I agree that we need a notion of “intent” that doesn’t require a purely behavioral notion of a model’s objectives, but I think it should also not be limited strictly to mesa-optimizers, which neither Rohin nor I expect to appear in practice. (Mesa-optimizers appear to me to be the formalization of the idea “what if ML systems, which by default are not well-described as EU maximizers, learned to be EU maximizers?” I suspect MIRI people have some unshared intuitions about why we might expect this, but I currently don’t have a good reason to believe this.)
For myself, my reaction is “behavioral objectives also assume a system is well-described as EU maximizers”. In either case, you’re assuming that you can summarize a policy by a function it optimizes; the difference is whether you think the system itself thinks explicitly in those terms.
I haven’t engaged that much with the anti-EU-theory stuff, but my experience so far is that it usually involves a pretty strict idea of what is supposed to fit EU theory, and often, misunderstandings of EU theory. I have my own complaints about EU theory, but they just don’t resonate at all with other people’s complaints, it seems.
For example, I don’t put much stock in the idea of utility functions, but I endorse a form of EU theory which avoids them. Specifically, I believe in approximately coherent expectations: you assign expected values to events, and a large part of cognition is devoted to making these expectations as coherent as possible (updating them based on experience, propagating expectations of more distant events to nearer, etc). This is in contrast to keeping some centrally represented utility function, and devoting cognition to computing expectations for this utility function.
In this picture, there is no clear distinction between terminal values and instrumental values. Something is “more terminal” if you treat it as more fixed (you resolve contradictions by updating the other values), and “more instrumental” if its value is more changeable based on other things.
I want to be able to talk about how we can shape goals which may be messier, perhaps somewhat competing, internal representations or heuristics or proxies that determine behavior.
(Possibly you should consider my “approximately coherent expectations” idea)
I haven’t engaged that much with the anti-EU-theory stuff, but my experience so far is that it usually involves a pretty strict idea of what is supposed to fit EU theory, and often, misunderstandings of EU theory. I have my own complaints about EU theory, but they just don’t resonate at all with other people’s complaints, it seems.

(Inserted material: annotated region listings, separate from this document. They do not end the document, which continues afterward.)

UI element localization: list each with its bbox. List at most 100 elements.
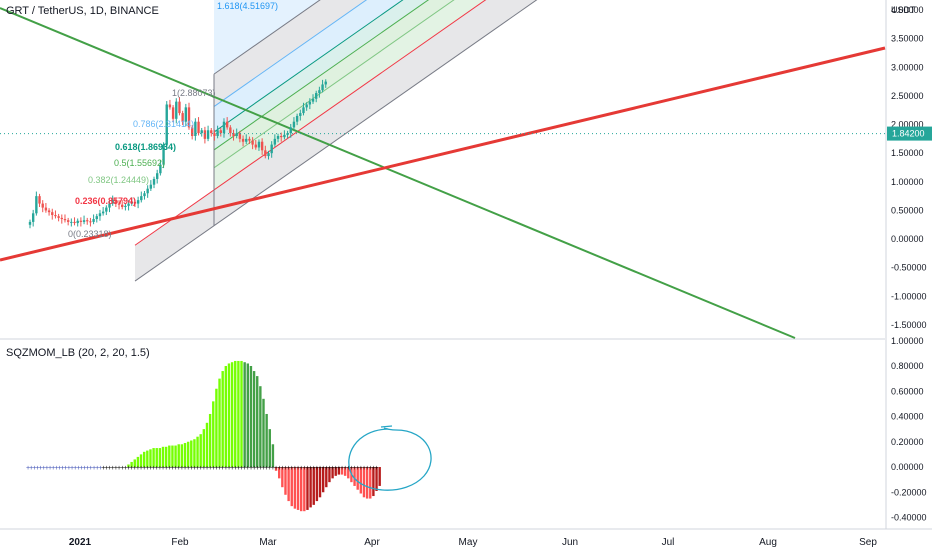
candle-body [133, 201, 137, 204]
squeeze-dot: + [35, 465, 39, 472]
squeeze-dot: + [111, 465, 115, 472]
momentum-bar [328, 467, 331, 483]
fib-level-label: 0.382(1.24449) [88, 175, 149, 185]
candle-body [175, 101, 178, 119]
fib-level-label: 0.786(2.31414) [133, 119, 194, 129]
squeeze-dot: + [362, 465, 366, 472]
squeeze-dot: + [262, 465, 266, 472]
momentum-bar [158, 448, 162, 467]
squeeze-dot: + [214, 465, 218, 472]
squeeze-dot: + [230, 465, 234, 472]
momentum-bar [161, 446, 165, 467]
candle-body [225, 121, 229, 128]
momentum-bar [164, 446, 168, 467]
candle-body [305, 104, 308, 108]
momentum-bar [256, 376, 259, 467]
last-price-label: 1.84200 [892, 129, 925, 139]
squeeze-dot: + [315, 465, 319, 472]
candle-body [210, 130, 213, 134]
momentum-tick-label: 0.00000 [891, 462, 924, 472]
candle-body [241, 138, 245, 142]
candle-body [111, 200, 114, 204]
annotation-circle [348, 427, 432, 491]
momentum-layer: + + + + + + + + + + + + + + + + + + + + + + + + + + + + + + + + + + + + + + + +… [26, 360, 381, 512]
momentum-bar [243, 362, 246, 467]
squeeze-dot: + [346, 465, 350, 472]
fib-level-label: 0.618(1.86934) [115, 142, 176, 152]
fib-level-label: 0.236(0.85794) [75, 196, 136, 206]
candle-body [318, 90, 321, 94]
momentum-tick-label: 0.40000 [891, 412, 924, 422]
candle-body [89, 221, 92, 223]
fib-level-label: 1.618(4.51697) [217, 1, 278, 11]
price-tick-label: 2.50000 [891, 91, 924, 101]
squeeze-dot: + [142, 465, 146, 472]
momentum-bar [312, 467, 315, 505]
squeeze-dot: + [76, 465, 80, 472]
squeeze-dot: + [180, 465, 184, 472]
candle-body [283, 134, 286, 138]
squeeze-dot: + [183, 465, 187, 472]
momentum-bar [142, 451, 146, 467]
momentum-bar [240, 360, 243, 467]
candle-body [60, 217, 63, 220]
squeeze-dot: + [42, 465, 46, 472]
candle-body [308, 101, 312, 105]
candle-body [315, 93, 318, 99]
momentum-bar [372, 467, 375, 497]
candle-body [162, 144, 165, 165]
momentum-bar [221, 371, 224, 467]
axis-layer: USDT4.000003.500003.000002.500002.000001… [0, 5, 932, 548]
momentum-bar [271, 444, 275, 467]
squeeze-dot: + [148, 465, 152, 472]
candle-body [302, 107, 305, 114]
candle-body [44, 207, 48, 211]
momentum-bar [331, 467, 334, 479]
momentum-bar [152, 448, 155, 467]
squeeze-dot: + [331, 465, 335, 472]
momentum-bar [318, 467, 322, 498]
squeeze-dot: + [136, 465, 140, 472]
candle-body [203, 130, 207, 139]
candle-body [295, 115, 299, 122]
squeeze-dot: + [258, 465, 262, 472]
candle-body [184, 107, 188, 122]
candle-body [229, 127, 232, 134]
momentum-bar [155, 448, 158, 467]
candle-body [63, 219, 67, 221]
momentum-bar [252, 371, 256, 467]
squeeze-dot: + [73, 465, 77, 472]
squeeze-dot: + [208, 465, 212, 472]
squeeze-dot: + [164, 465, 168, 472]
momentum-bar [205, 422, 209, 467]
squeeze-dot: + [61, 465, 65, 472]
fib-level-label: 1(2.88073) [172, 88, 216, 98]
squeeze-dot: + [265, 465, 269, 472]
squeeze-dot: + [79, 465, 83, 472]
fib-level-line [213, 0, 430, 151]
squeeze-dot: + [246, 465, 250, 472]
time-tick-label: Mar [259, 537, 277, 548]
momentum-bar [259, 386, 262, 467]
squeeze-dot: + [268, 465, 272, 472]
squeeze-dot: + [334, 465, 338, 472]
momentum-bar [180, 444, 184, 467]
candle-body [149, 184, 153, 189]
momentum-bar [133, 459, 136, 467]
candle-body [136, 200, 140, 204]
squeeze-dot: + [189, 465, 193, 472]
momentum-bar [274, 467, 278, 471]
momentum-bar [183, 443, 187, 467]
squeeze-dot: + [123, 465, 127, 472]
candle-body [98, 213, 102, 217]
squeeze-dot: + [371, 465, 375, 472]
squeeze-dot: + [274, 465, 278, 472]
momentum-tick-label: -0.20000 [891, 487, 927, 497]
candle-body [121, 204, 124, 208]
candle-body [130, 201, 133, 204]
momentum-bar [262, 398, 265, 467]
fib-level-line [213, 0, 368, 107]
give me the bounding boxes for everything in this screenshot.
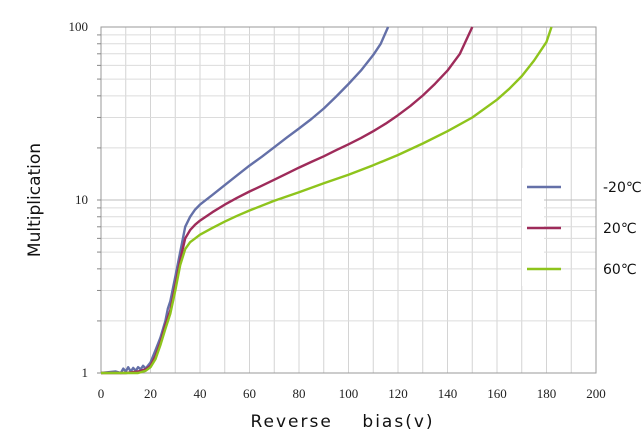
x-tick-label: 60 — [243, 386, 256, 401]
legend-label-1: -20℃ — [603, 180, 641, 196]
tick-labels: 0 20 40 60 80 100 120 140 160 180 200 1 10 100 — [69, 19, 606, 401]
x-tick-label: 200 — [586, 386, 606, 401]
x-tick-label: 80 — [293, 386, 306, 401]
x-tick-label: 100 — [339, 386, 359, 401]
series-line-1 — [100, 26, 390, 375]
x-tick-label: 180 — [537, 386, 557, 401]
grid — [101, 27, 596, 373]
x-tick-label: 20 — [144, 386, 157, 401]
y-tick-label: 1 — [82, 365, 89, 380]
y-tick-label: 10 — [75, 192, 88, 207]
x-tick-label: 0 — [98, 386, 105, 401]
y-axis-label: Multiplication — [25, 143, 45, 257]
x-tick-label: 120 — [388, 386, 408, 401]
series-line-3 — [101, 26, 553, 375]
series-layer — [100, 26, 553, 375]
y-tick-label: 100 — [69, 19, 89, 34]
x-tick-label: 160 — [487, 386, 507, 401]
x-tick-label: 40 — [194, 386, 207, 401]
axes — [97, 26, 597, 374]
x-tick-label: 140 — [438, 386, 458, 401]
legend-label-3: 60℃ — [603, 262, 637, 278]
legend: -20℃ 20℃ 60℃ — [522, 168, 641, 286]
legend-label-2: 20℃ — [603, 221, 637, 237]
x-axis-label: Reverse bias(v) — [250, 412, 434, 432]
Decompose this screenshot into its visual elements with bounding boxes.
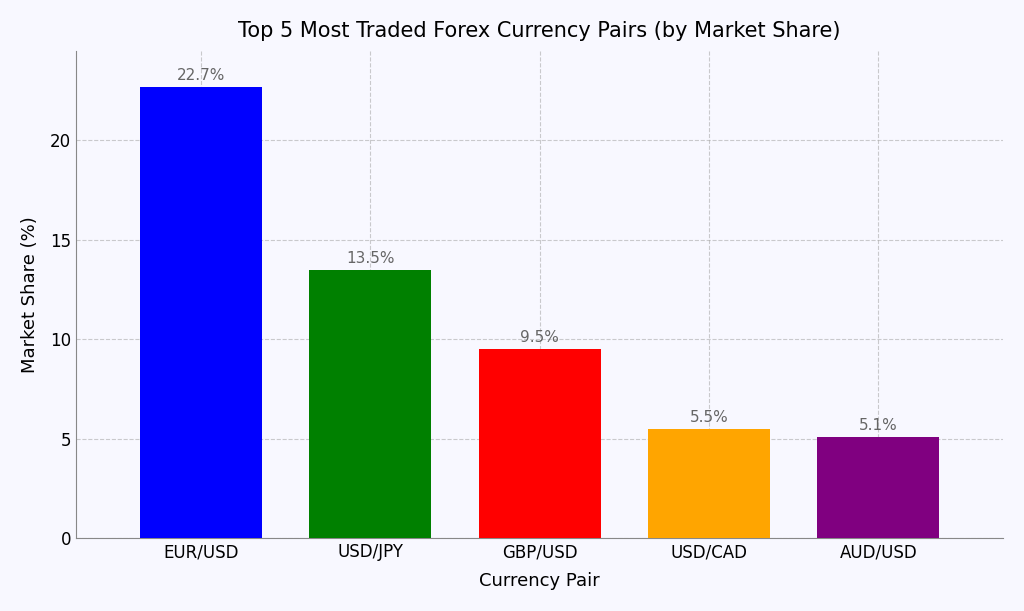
Bar <box>478 349 600 538</box>
Text: 22.7%: 22.7% <box>177 68 225 82</box>
Text: 5.5%: 5.5% <box>689 410 728 425</box>
Bar <box>309 269 431 538</box>
Text: 5.1%: 5.1% <box>859 418 898 433</box>
Text: 9.5%: 9.5% <box>520 330 559 345</box>
Text: 13.5%: 13.5% <box>346 251 394 266</box>
Bar <box>648 429 770 538</box>
Y-axis label: Market Share (%): Market Share (%) <box>20 216 39 373</box>
Bar <box>817 437 939 538</box>
Bar <box>140 87 262 538</box>
Title: Top 5 Most Traded Forex Currency Pairs (by Market Share): Top 5 Most Traded Forex Currency Pairs (… <box>239 21 841 41</box>
X-axis label: Currency Pair: Currency Pair <box>479 572 600 590</box>
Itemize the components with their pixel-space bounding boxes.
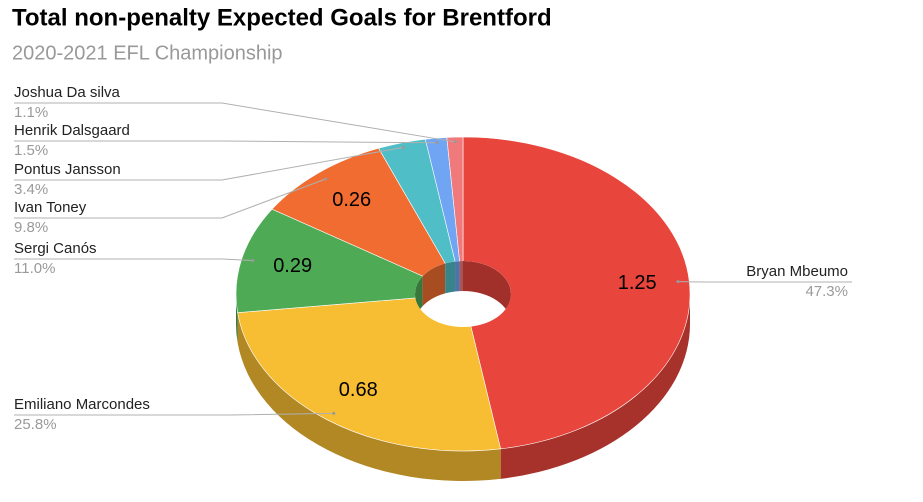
leader-line (14, 178, 326, 219)
leader-dot (676, 280, 680, 284)
value-label: 1.25 (618, 272, 657, 294)
slice-name: Ivan Toney (14, 199, 87, 216)
leader-dot (435, 141, 439, 145)
leader-line (14, 102, 456, 143)
leader-dot (401, 145, 405, 149)
value-label: 0.26 (332, 189, 371, 211)
slice-name: Emiliano Marcondes (14, 396, 150, 413)
slice (462, 136, 691, 450)
slice-percent: 25.8% (14, 416, 57, 433)
slice (446, 136, 464, 295)
leader-dot (324, 177, 328, 181)
chart-subtitle: 2020-2021 EFL Championship (12, 42, 283, 64)
hole-wall (422, 263, 446, 307)
chart-title: Total non-penalty Expected Goals for Bre… (12, 4, 552, 31)
leader-line (14, 412, 334, 416)
leader-dot (251, 259, 255, 263)
leader-dot (332, 411, 336, 415)
hole-wall (463, 261, 511, 324)
slice-side (500, 294, 690, 479)
leader-line (14, 258, 253, 262)
leader-line (14, 140, 437, 144)
slice-side (237, 312, 501, 482)
slice-name: Joshua Da silva (14, 84, 121, 101)
slice-name: Pontus Jansson (14, 161, 121, 178)
slice-percent: 1.5% (14, 142, 48, 159)
slice-name: Bryan Mbeumo (746, 263, 848, 280)
hole-wall (459, 261, 463, 292)
hole-wall (455, 261, 460, 292)
slice-percent: 11.0% (14, 260, 55, 277)
slice (271, 147, 464, 295)
slice-percent: 1.1% (14, 104, 48, 121)
slice-name: Henrik Dalsgaard (14, 122, 130, 139)
value-label: 0.29 (273, 255, 312, 277)
leader-dot (453, 140, 457, 144)
slice-name: Sergi Canós (14, 240, 97, 257)
hole-wall (445, 261, 456, 294)
slice (237, 293, 502, 452)
slice-percent: 47.3% (805, 283, 848, 300)
slice (235, 208, 464, 313)
slice-percent: 9.8% (14, 219, 48, 236)
value-label: 0.68 (339, 379, 378, 401)
leader-line (14, 146, 404, 181)
slice-percent: 3.4% (14, 181, 48, 198)
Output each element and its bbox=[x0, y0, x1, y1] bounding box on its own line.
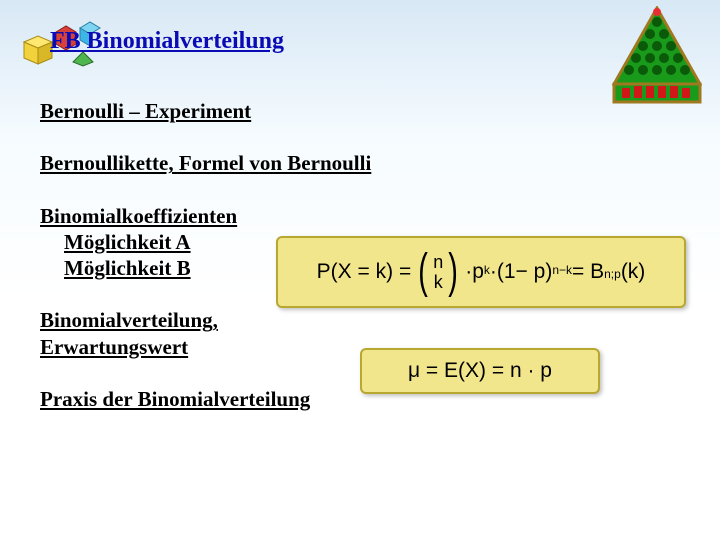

For example, I don’t put much stock in the idea of utility functions, but I endorse a form of EU theory which avoids them. Specifically, I believe in approximately coherent expectations: you assign expected values to events, and a large part of cognition is devoted to making these expectations as coherent as possible (updating them based on experience, propagating expectations of more distant events to nearer, etc). This is in contrast to keeping some centrally represented utility function, and devoting cognition to computing expectations for this utility function.
For myself, my reaction is “behavioral objectives also assume a system is well-described as EU maximizers”. In either case, you’re assuming that you can summarize a policy by a function it optimizes; the difference is whether you think the system itself thinks explicitly in those terms.
I haven’t engaged that much with the anti-EU-theory stuff, but my experience so far is that it usually involves a pretty strict idea of what is supposed to fit EU theory, and often, misunderstandings of EU theory. I have my own complaints about EU theory, but they just don’t resonate at all with other people’s complaints, it seems.
For example, I don’t put much stock in the idea of utility functions, but I endorse a form of EU theory which avoids them. Specifically, I believe in approximately coherent expectations: you assign expected values to events, and a large part of cognition is devoted to making these expectations as coherent as possible (updating them based on experience, propagating expectations of more distant events to nearer, etc). This is in contrast to keeping some centrally represented utility function, and devoting cognition to computing expectations for this utility function.
In this picture, there is no clear distinction between terminal values and instrumental values. Something is “more terminal” if you treat it as more fixed (you resolve contradictions by updating the other values), and “more instrumental” if its value is more changeable based on other things.
(Possibly you should consider my “approximately coherent expectations” idea)
Is this related to your post An Orthodox Case Against Utility Functions? It’s been on my to-read list for a while; I’ll be sure to give it a look now.
Right, exactly. (I should probably have just referred to that, but I was trying to avoid reference-dumping.)